As palavras "unida" e "junta", saindo da boca de Estrela Loureiro naquele momento, soavam extremamente irônicas.
O rosto de Larissa Diniz ficou completamente branco.
Ela se virou, olhou para Estrela Loureiro e disse, com a voz embargada: — Não, elas não precisam!
— Como não precisam? — perguntou Estrela Loureiro.
Larissa Diniz não respondeu.
— Vendo você assim, será que há algum problema com esta refeição?
O coração de Larissa Diniz batia descontroladamente.
Gro já havia enviado alguém para chamar Catarina Silveira, Beatriz Viana e Felipe Silveira.
Larissa Diniz, consumida pela culpa, tremia da cabeça aos pés.
— Não, não há problema nenhum!

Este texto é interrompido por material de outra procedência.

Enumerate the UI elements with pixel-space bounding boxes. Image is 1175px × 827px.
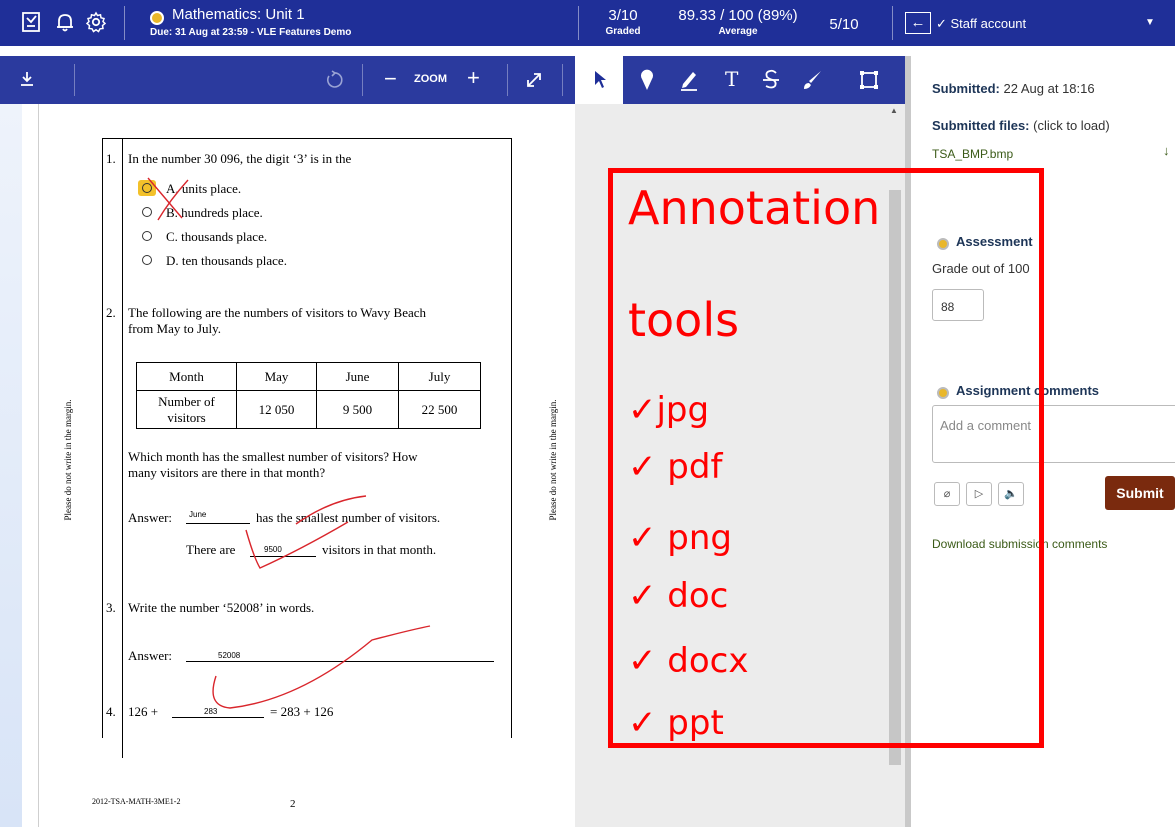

Eu só pensei que, como eles dormiram tão tarde ontem à noite, deveríamos deixá-los dormir mais um pouco. Não tem problema se eles não comerem, não tem problema...
Quanto mais falava, mais culpada Larissa Diniz se sentia.
Estrela Loureiro sorriu. — Como não tem problema? Vocês não comem direito há dois dias. Como isso poderia não ter problema?
Larissa Diniz ficou sem palavras.
Ela sabia que elas não comiam direito há dois dias? Então ela...!
Larissa Diniz respirava com dificuldade.
Olhou para o café da manhã intocado de Estrela Loureiro. Ela... ela devia saber.
Naquele momento, Larissa Diniz estava tão apavorada que quase desabou no chão.
Logo, Catarina Silveira, Felipe Silveira e Beatriz Viana foram chamados e desceram.
Catarina Silveira e Beatriz Viana, ao verem uma mesa de café da manhã tão farta, seus olhos brilharam instantaneamente.
Elas olharam para Estrela Loureiro, incrédulas.
Aquela mulher, como ela mudou de ideia?
Hoje de manhã, ela até mandou preparar um café da manhã decente! Ha, ela finalmente entendeu?
A família Silveira, afinal, não era alguém que ela pudesse provocar.
Se a situação ficasse feia demais, e se Henrique Farias não fosse mais seu protetor, ela não escaparia das mãos delas, certo?